Jonathan Coppess, Clinical Assistant Professor and Director of the Gardner Agriculture Policy Program at the University of Illinois opened the seminar with a discussion on “Ag Policy 101 and the Next Farm Bill”. He was followed by a panel of industry advocates that included Greg Webb, Vice President at Archer Daniels Midland Company, Adam Nielsen, Director of National Legislation and Policy Development at Illinois Farm Bureau, and Steve Foglesong, Owner of Black Gold Ranch in Fulton County, Illinois, and a past president of the National Cattlemen’s Beef Association. Panelists discussed the most pertinent issues affecting agriculture in Washington, DC, and how to most effectively advocate and approach policy-makers on behalf of agriculture.
Welcoming the IALP Class of 2018 to the University of Illinois was the recently named Dean of the College of ACES, Dr. Kimberlee Kidwell. She spoke to her experiences instructing agriculture leaders through the Ag Forestry Program in the state of Washington, highlighting the importance of being a “tidal” leader versus a “title” leader. Dr. Kidwell also briefly highlighted her vision for the future of the College of ACES.
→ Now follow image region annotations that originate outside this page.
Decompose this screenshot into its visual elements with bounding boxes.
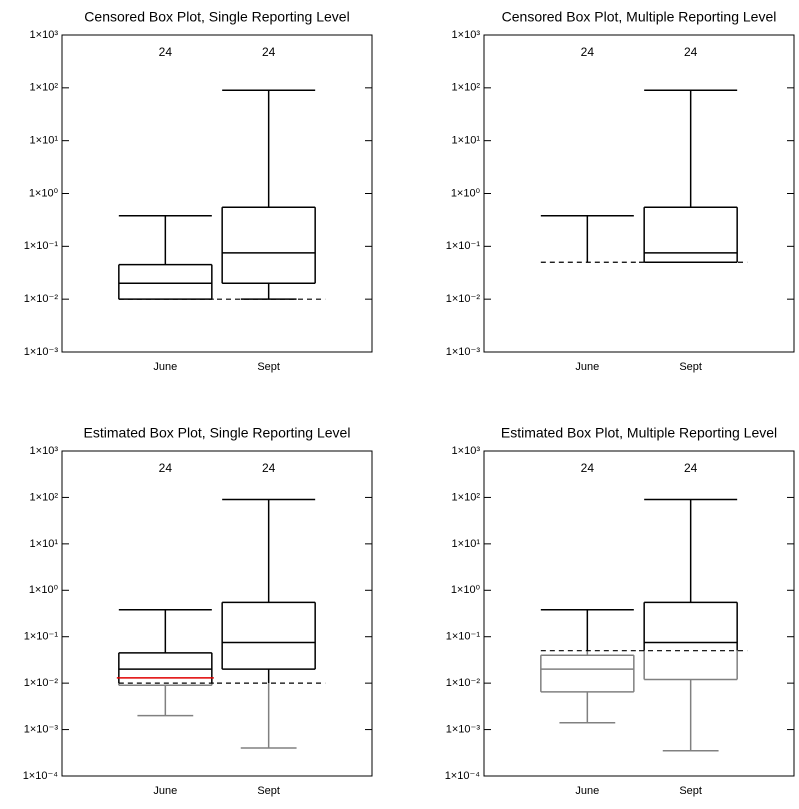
chart-title: Estimated Box Plot, Multiple Reporting L… (501, 425, 777, 441)
y-tick-label: 1×10¹ (452, 538, 481, 550)
x-tick-label: Sept (679, 361, 702, 373)
y-tick-label: 1×10⁻¹ (24, 631, 59, 643)
y-tick-label: 1×10⁰ (451, 584, 481, 596)
count-label: 24 (684, 461, 698, 475)
y-tick-label: 1×10⁻¹ (446, 631, 481, 643)
y-tick-label: 1×10⁻² (446, 677, 481, 689)
y-tick-label: 1×10⁻³ (446, 346, 481, 358)
count-label: 24 (159, 461, 173, 475)
y-tick-label: 1×10³ (30, 29, 59, 41)
y-tick-label: 1×10⁻³ (446, 723, 481, 735)
count-label: 24 (159, 45, 173, 59)
count-label: 24 (262, 461, 276, 475)
chart-title: Estimated Box Plot, Single Reporting Lev… (84, 425, 351, 441)
plot-frame (61, 450, 373, 777)
count-label: 24 (262, 45, 276, 59)
x-tick-label: Sept (257, 785, 280, 797)
y-tick-label: 1×10⁻³ (24, 723, 59, 735)
y-tick-label: 1×10² (452, 82, 481, 94)
y-tick-label: 1×10⁰ (29, 187, 59, 199)
y-tick-label: 1×10⁻¹ (446, 240, 481, 252)
y-tick-label: 1×10⁻¹ (24, 240, 59, 252)
y-tick-label: 1×10³ (452, 29, 481, 41)
y-tick-label: 1×10¹ (30, 538, 59, 550)
x-tick-label: June (575, 785, 599, 797)
y-tick-label: 1×10⁻² (24, 677, 59, 689)
y-tick-label: 1×10² (30, 491, 59, 503)
x-tick-label: Sept (679, 785, 702, 797)
y-tick-label: 1×10⁻² (446, 293, 481, 305)
y-tick-label: 1×10⁻⁴ (23, 770, 59, 782)
plot-frame (483, 34, 795, 353)
y-tick-label: 1×10² (30, 82, 59, 94)
y-tick-label: 1×10¹ (452, 135, 481, 147)
count-label: 24 (581, 461, 595, 475)
x-tick-label: June (575, 361, 599, 373)
y-tick-label: 1×10⁻⁴ (445, 770, 481, 782)
y-tick-label: 1×10¹ (30, 135, 59, 147)
y-tick-label: 1×10⁻³ (24, 346, 59, 358)
plot-frame (483, 450, 795, 777)
chart-title: Censored Box Plot, Single Reporting Leve… (84, 9, 349, 25)
x-tick-label: June (153, 361, 177, 373)
y-tick-label: 1×10³ (30, 445, 59, 457)
y-tick-label: 1×10⁻² (24, 293, 59, 305)
y-tick-label: 1×10⁰ (451, 187, 481, 199)
count-label: 24 (684, 45, 698, 59)
y-tick-label: 1×10⁰ (29, 584, 59, 596)
plot-frame (61, 34, 373, 353)
count-label: 24 (581, 45, 595, 59)
y-tick-label: 1×10² (452, 491, 481, 503)
x-tick-label: Sept (257, 361, 280, 373)
chart-title: Censored Box Plot, Multiple Reporting Le… (502, 9, 777, 25)
y-tick-label: 1×10³ (452, 445, 481, 457)
x-tick-label: June (153, 785, 177, 797)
The second day of the seminar featured discussions surrounding two key issues leading policy discussions for agriculture: nutrient management and trade. Dr. Paul Davidson, Assistant Professor for Agricultural and Biological Engineering, explained the key issues affecting nutrient management and water quality in crop production. He was followed by Lauren Lurkins of the Illinois Farm Bureau and Trevor Sample of the Illinois Environmental Protection Agency, who discussed how the agriculture community is working with the EPA and other environmental groups to ensure common goals are understood and met. Participants then engaged in a lunch discussion focused on continuing the effort to find common ground with interest groups outside of the agriculture community.
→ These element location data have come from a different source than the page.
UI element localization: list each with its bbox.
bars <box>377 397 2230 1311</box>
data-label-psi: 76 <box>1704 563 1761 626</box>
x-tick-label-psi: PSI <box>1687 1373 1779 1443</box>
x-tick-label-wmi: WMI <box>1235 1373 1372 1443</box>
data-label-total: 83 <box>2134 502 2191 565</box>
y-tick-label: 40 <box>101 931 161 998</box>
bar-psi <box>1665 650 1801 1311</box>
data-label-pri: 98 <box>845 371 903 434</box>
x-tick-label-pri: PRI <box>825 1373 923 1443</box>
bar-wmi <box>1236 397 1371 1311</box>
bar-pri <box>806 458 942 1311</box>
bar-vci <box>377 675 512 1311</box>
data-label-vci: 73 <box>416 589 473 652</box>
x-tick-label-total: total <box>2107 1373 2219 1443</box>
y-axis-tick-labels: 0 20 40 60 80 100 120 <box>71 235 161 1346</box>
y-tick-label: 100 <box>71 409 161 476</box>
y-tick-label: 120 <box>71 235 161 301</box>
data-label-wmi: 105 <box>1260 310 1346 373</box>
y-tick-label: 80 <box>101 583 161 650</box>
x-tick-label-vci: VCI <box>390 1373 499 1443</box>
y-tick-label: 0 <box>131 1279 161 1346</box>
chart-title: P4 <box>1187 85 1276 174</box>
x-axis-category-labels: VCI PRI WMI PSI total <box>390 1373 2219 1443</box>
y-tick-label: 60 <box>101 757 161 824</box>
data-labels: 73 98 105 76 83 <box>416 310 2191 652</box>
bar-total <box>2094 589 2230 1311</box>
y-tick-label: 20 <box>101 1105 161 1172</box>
Dr. Nicholas Paulson, Associate Professor for Agricultural and Consumer Economics, began the afternoon by presenting the basic issues and policy affecting agriculture trade. John Hardin, Vice Chair of American Farmland Trust, followed his presentation with a discussion on “Driving Trade from the Ground Up”, highlighting his personal experience as a past chairman of the United States Meat Export Federation and past president of the National Pork Producers Council. Philip Nelson, former president of the Illinois Farm Bureau and IALP 1984 alumnus, closed the day with a message about “Leadership Opportunities and Obligations”, driving home the message that agriculture needs more leaders who are willing to step up and take on the important work of being an advocate at the local, state, and national levels.
On the final day of the seminar, held at the Farm Credit Illinois corporate offices in Mahomet, former U.S. Secretary of Agriculture Dan Glickman spoke to the IALP Class of 2018 about the importance of engaging new partners in the discussion of agricultural issues and forming policy. That segued into a discussion of the “Qualities of a Great Leader” led by Kenneth McMillan, Pattee Professor, Political Economy & Commerce at Monmouth College.
“It’s key for future agricultural leaders to understand the forces that confront agricultural policymakers,” said Don Norton, President and CEO of the Illinois Agricultural Leadership Foundation. “This seminar provides a solid foundation for our National Study Seminar in Washington, D.C. in March. We are very grateful to Kim Morton, our seminar sponsor, the outstanding faculty at the University of Illinois College of ACES, and Farm Credit Illinois for making this seminar possible.”
The Illinois Agricultural Leadership Foundation provides a 19-month seminar series that develops knowledgeable and effective leaders to become policy and decision makers for the agricultural industry, in addition to Advanced Leadership Training for program alumni, commodity groups and other agricultural organizations. It is a non-profit educational corporation under Illinois law. A board of directors, comprised of recognized leaders in agriculture and business, oversees the program.